OK so what about how long?  I decided to search  the Independence White Paper for any indication of the growth levels that the SNP were aspiring to back then. After much trawling (head-shaking and teeth-grinding) all I could find was this gem on page 108:
If Scotland moved from the rates of growth it has experienced in the past to instead match the levels of growth of small European countries, the benefits for people in Scotland in terms of prosperity and employment would be significant. As an illustration, had growth in Scotland matched these other independent nations between 1977 and 2007, GDP per head would now be 3.8 per cent higher
So the illustration they chose to demonstrate the sort of difference we could expect to see from independence was 3.8% higher GDP growth over a 30 year period.

At that rate of relative economic growth it would take us about 120 years to close the gap.

I think it's reasonable to conclude that the SNP's claims that growth alone will address the onshore deficit gap fails this "sanity check" rather spectacularly.

So as we come to the third question: what would we do in the meantime?  There are limits to how far we can go with debt - I think I might have once heard some Nationalists suggesting the amount of debt we have now is too much - so the answer is extremely simple.  We'd have to dramatically reduce public spending.

The SNP campaign to scrap Trident but not to dramatically reduce the defence budget, they talk of "unfair cost allocations" without actually pointing to any material examples - and in fact they talk of increasing public spending (alongside reducing business taxes).

The SNP position is transparently, demonstrably, economically nonsensical - and yet a large proportion of the Scottish electorate appear to accept it.

The SNP know what they are doing of course.  Tell big simple lies and keep repeating them, offer the people a bogey-man to blame, sell the hope and ignore the reality. It is cynical, calculated political deceit.

What makes it worse is that the people who will suffer most if the SNP succeed are those to whom their messages appeal most; the worst off in our society.

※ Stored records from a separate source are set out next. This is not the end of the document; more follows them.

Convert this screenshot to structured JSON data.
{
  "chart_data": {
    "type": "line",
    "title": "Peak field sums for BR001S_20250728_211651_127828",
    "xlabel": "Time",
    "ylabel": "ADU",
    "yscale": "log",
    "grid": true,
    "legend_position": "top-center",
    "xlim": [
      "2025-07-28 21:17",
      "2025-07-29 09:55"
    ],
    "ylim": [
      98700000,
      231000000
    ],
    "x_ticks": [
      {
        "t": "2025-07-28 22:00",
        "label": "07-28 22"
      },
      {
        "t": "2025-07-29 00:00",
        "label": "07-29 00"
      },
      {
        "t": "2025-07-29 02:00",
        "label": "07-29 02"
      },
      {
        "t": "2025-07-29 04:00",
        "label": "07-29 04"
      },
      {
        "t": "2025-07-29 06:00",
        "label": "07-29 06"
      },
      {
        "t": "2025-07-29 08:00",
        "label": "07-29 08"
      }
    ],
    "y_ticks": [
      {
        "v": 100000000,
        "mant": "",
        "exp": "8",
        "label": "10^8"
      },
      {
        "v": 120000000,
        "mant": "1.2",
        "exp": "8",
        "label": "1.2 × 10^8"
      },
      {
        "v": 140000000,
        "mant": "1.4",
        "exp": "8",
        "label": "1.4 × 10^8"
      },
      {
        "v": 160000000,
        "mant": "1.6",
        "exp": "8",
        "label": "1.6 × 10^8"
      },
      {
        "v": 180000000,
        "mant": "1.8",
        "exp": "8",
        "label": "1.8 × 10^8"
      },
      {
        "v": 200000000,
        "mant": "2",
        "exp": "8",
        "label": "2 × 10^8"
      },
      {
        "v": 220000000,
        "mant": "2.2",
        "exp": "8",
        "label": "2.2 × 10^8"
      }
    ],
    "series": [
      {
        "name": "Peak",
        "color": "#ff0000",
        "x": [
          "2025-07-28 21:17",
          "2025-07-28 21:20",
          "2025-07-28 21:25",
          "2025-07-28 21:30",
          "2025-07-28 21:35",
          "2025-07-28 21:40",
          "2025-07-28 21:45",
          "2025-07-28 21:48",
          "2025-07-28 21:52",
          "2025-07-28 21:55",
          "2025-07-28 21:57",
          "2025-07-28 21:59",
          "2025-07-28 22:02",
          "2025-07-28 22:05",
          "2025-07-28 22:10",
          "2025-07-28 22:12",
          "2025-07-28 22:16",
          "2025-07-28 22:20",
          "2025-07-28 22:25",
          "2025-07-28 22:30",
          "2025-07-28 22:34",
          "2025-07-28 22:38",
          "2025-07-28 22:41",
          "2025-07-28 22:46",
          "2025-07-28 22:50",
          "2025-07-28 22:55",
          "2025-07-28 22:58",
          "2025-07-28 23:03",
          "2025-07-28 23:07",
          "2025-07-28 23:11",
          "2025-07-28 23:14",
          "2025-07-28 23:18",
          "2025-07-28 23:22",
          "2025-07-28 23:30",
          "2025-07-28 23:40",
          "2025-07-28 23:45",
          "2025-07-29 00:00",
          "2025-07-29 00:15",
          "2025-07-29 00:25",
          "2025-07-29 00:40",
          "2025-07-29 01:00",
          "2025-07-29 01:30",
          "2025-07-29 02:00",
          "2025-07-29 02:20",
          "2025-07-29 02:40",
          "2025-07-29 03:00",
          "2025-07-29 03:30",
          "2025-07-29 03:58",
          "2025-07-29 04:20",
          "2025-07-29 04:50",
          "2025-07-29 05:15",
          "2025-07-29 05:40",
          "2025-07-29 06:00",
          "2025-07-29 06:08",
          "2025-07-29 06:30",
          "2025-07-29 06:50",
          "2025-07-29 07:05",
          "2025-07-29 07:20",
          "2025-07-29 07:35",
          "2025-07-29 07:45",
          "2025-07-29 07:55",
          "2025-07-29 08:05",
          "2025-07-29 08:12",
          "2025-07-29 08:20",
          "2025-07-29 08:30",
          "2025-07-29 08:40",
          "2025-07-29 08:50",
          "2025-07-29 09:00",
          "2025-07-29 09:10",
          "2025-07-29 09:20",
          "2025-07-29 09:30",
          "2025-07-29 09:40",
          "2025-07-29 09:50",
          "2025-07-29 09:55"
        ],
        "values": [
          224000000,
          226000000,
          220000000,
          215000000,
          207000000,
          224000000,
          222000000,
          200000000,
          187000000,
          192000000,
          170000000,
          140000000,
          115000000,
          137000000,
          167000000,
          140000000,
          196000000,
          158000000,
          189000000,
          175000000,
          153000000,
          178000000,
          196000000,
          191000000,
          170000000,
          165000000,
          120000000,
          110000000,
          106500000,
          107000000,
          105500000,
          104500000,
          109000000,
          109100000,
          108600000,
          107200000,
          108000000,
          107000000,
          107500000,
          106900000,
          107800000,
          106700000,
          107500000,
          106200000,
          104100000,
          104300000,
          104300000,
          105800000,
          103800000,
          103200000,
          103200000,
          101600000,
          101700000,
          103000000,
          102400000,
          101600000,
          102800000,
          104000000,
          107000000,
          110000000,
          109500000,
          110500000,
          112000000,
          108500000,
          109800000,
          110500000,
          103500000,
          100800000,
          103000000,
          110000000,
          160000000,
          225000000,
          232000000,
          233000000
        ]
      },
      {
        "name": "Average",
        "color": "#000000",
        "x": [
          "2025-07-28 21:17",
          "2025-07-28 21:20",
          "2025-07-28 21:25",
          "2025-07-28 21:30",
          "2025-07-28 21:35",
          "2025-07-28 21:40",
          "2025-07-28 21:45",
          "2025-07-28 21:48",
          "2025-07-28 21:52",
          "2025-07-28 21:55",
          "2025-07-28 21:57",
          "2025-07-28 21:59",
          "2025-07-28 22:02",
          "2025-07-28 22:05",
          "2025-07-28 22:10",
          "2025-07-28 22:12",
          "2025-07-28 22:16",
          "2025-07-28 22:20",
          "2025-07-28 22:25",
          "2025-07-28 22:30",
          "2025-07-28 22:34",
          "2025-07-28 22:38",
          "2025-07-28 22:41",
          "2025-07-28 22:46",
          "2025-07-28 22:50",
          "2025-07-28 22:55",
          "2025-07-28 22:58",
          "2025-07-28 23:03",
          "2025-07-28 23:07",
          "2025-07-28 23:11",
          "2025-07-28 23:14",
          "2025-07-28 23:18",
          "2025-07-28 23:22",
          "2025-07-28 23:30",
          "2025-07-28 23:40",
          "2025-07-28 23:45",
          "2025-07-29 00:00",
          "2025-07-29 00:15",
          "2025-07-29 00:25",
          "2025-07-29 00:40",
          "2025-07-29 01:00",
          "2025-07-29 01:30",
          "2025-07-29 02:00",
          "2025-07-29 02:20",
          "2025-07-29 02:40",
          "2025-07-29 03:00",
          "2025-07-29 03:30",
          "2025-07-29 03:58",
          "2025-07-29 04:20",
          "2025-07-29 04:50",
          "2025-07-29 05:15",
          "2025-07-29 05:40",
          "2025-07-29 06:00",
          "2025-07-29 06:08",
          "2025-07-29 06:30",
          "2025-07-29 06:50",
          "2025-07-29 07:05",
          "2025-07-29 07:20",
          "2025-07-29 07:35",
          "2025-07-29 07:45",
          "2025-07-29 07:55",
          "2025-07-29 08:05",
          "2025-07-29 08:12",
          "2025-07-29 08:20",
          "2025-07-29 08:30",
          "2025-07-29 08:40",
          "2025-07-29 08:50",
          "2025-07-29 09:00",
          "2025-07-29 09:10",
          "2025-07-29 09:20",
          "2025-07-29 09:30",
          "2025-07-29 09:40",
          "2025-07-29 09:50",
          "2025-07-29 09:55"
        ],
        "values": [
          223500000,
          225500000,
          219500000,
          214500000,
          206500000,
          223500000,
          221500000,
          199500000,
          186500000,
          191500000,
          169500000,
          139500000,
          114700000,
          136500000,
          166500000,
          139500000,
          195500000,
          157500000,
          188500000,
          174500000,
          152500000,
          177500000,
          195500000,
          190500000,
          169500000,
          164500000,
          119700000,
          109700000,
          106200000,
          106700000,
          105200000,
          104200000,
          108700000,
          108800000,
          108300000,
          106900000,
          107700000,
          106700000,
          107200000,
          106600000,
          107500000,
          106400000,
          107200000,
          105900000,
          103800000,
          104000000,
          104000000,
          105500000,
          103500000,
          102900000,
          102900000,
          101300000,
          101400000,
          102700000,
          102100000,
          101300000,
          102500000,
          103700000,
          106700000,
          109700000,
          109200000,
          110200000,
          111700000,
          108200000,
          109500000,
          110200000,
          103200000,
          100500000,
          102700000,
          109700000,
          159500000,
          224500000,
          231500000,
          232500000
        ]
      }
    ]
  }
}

It appears the scale of the SNP's deception may only be realised by the Scottish people when it's too late to do anything about it.  Of course by then the SNP aim to have broken up the BBC and to have their own state-controlled media in place.  Having just emerged from a week behind the Great Firewall of China, I have some perspective on the potential for politicians to exert influence over the masses through media control - but that is a topic for another day.